De nuevo, Moeyaert le da la vuelta a una historia más que conocida, la historia más antigua del mundo, podría decirse: cómo Dios creó todo en seis días, y al séptimo descansó. Y cuando decimos todo, es todo, porque antes solo existía la nada... la nada y Dios, y un hombrecito con sombrero, y una silla para cada uno; según Moeyaert, aunque el sombrero quizás sea obra exclusiva de Erlbruch. Así comienza la historia, con una nada infinita, inconcebible por la mente humana, y un narrador que ya estaba en el comienzo con Dios, un simple espectador de esa gran obra. Y cuanto mayor es la obra, más pequeño se siente él. Nos encontramos con un Dios callado, benevolente y "todobondadoso", solo crea y disfruta de lo creado. A su lado, un hombrecito pequeño y desnudo (salvo por el sombrero), que no se deja impresionar, envidioso y orgulloso; nada le contenta, solo le hace sentir peor. Curiosamente, Dios, a lo largo de los días, crea justo lo que el hombre pide, sin regañarle ni enfadarse. Lo que el hombre desea esencialmente es un lugar en esa tierra y un igual con quien compartirla. Al final, Dios duda.
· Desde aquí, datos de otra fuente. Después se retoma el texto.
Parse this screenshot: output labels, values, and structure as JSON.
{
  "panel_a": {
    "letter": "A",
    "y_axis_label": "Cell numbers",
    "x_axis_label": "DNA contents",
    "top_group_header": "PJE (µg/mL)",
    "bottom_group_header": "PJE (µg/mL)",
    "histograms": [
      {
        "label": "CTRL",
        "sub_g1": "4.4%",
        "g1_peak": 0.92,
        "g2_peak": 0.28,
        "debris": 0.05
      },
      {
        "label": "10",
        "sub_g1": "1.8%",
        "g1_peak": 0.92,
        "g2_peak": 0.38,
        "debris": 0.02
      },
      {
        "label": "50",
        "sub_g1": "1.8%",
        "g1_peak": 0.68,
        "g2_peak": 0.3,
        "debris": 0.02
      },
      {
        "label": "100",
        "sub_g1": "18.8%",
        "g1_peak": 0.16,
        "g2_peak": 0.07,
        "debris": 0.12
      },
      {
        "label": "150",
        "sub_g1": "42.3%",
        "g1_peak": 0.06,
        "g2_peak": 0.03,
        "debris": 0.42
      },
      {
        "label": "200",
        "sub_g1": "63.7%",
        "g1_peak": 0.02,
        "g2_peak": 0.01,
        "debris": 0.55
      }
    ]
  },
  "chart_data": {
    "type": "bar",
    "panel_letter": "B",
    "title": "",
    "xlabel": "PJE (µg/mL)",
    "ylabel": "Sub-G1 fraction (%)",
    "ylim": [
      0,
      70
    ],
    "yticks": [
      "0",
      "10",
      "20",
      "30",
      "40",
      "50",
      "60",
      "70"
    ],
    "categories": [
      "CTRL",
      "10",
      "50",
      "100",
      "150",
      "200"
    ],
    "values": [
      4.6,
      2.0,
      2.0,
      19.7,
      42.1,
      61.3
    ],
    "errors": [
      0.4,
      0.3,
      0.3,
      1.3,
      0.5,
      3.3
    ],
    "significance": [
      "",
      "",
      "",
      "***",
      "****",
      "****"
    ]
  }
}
Un texto así no podría tener mejor acompañamiento que la perspicacia de Erlbruch, que plasma en ilustraciones de estilo ya conocido: collage a base de papeles de distintos tonos y texturas, azul verdoso para Dios y el hombrecito, rojo para la mujer; rasgos dibujados con simples líneas de carboncillo, distintos estilos para los diferentes animales, y sencillez del conjunto, sin exceso de fondo, solo lo que considera estrictamente necesario. No necesita más de tres líneas para mostrar la expresión de un personaje. El resultado es una de esas lecturas que hay que hacer varias veces en la vida, en distintos momentos de la misma, y cada vez el lector sacará una conclusión diferente.